Rajapakse was reacting to Saturday's attack by the Liberation Tigers of Tamil Eelam (LTTE) on a Navy fast attack craft at the eastern port of Trincomalee.

Addressing a religious public gathering at Horana, 38 km southeast of the capital Colombo, the president said the LTTE attack was "a blatant violation of the cease-fire agreement" and added that "I am ready at any time to open talks for a negotiated peaceful settlement."

However, the president warned the LTTE that he would neither turn blind nor deaf in the face of violence.

The LTTE destroyed the Naval craft at around 1:00 AM local time on Saturday (19:00 GMT, Friday) in what is believed to be a suicide attack, killing some 13 sailors.

Commenting on the incident, the government spokesman and Health Minister Nimal Siripala De Silva said Sri Lanka would move to educate the international community on the LTTE's violation of the cease-fire agreement of February 2002.

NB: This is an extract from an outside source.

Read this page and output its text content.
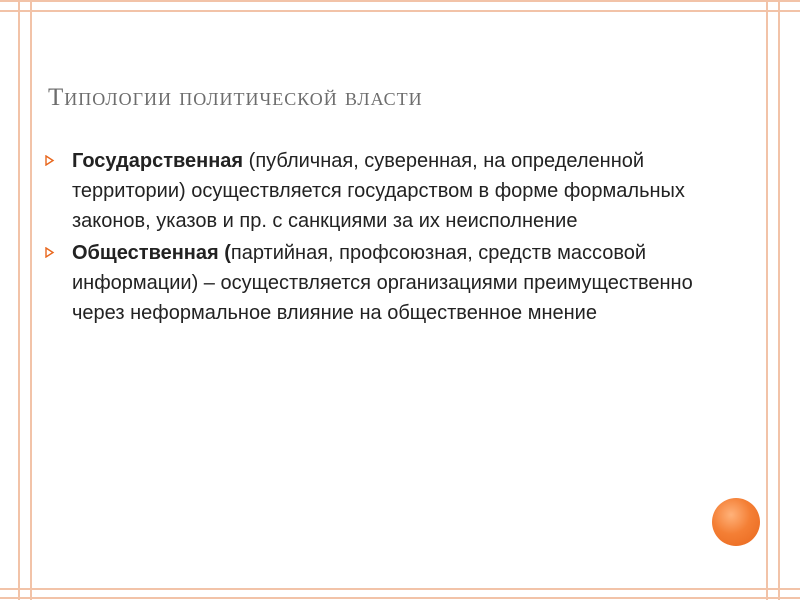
Типологии политической власти
Государственная (публичная, суверенная, на определенной территории) осуществляется государством в форме формальных законов, указов и пр. с санкциями за их неисполнение
Общественная (партийная, профсоюзная, средств массовой информации) – осуществляется организациями преимущественно через неформальное влияние на общественное мнение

The Sri Lankan president, narrowly elected in November, was seen to be adopting a hard-line towards the LTTE due to his electoral alliances with the two extremist parties the JVP and the JHU.

The Tiger leader in his annual Heroes Day speech late November warned that the Tigers would be forced to pursue its independence struggle unless the Rajapakse administration came up with a credible solution to the armed conflict.

The LTTE since December has killed 40 soldiers in four separate claymore mine attacks against the government troops in Jaffna prior to Saturday's attack on the Naval craft in the east.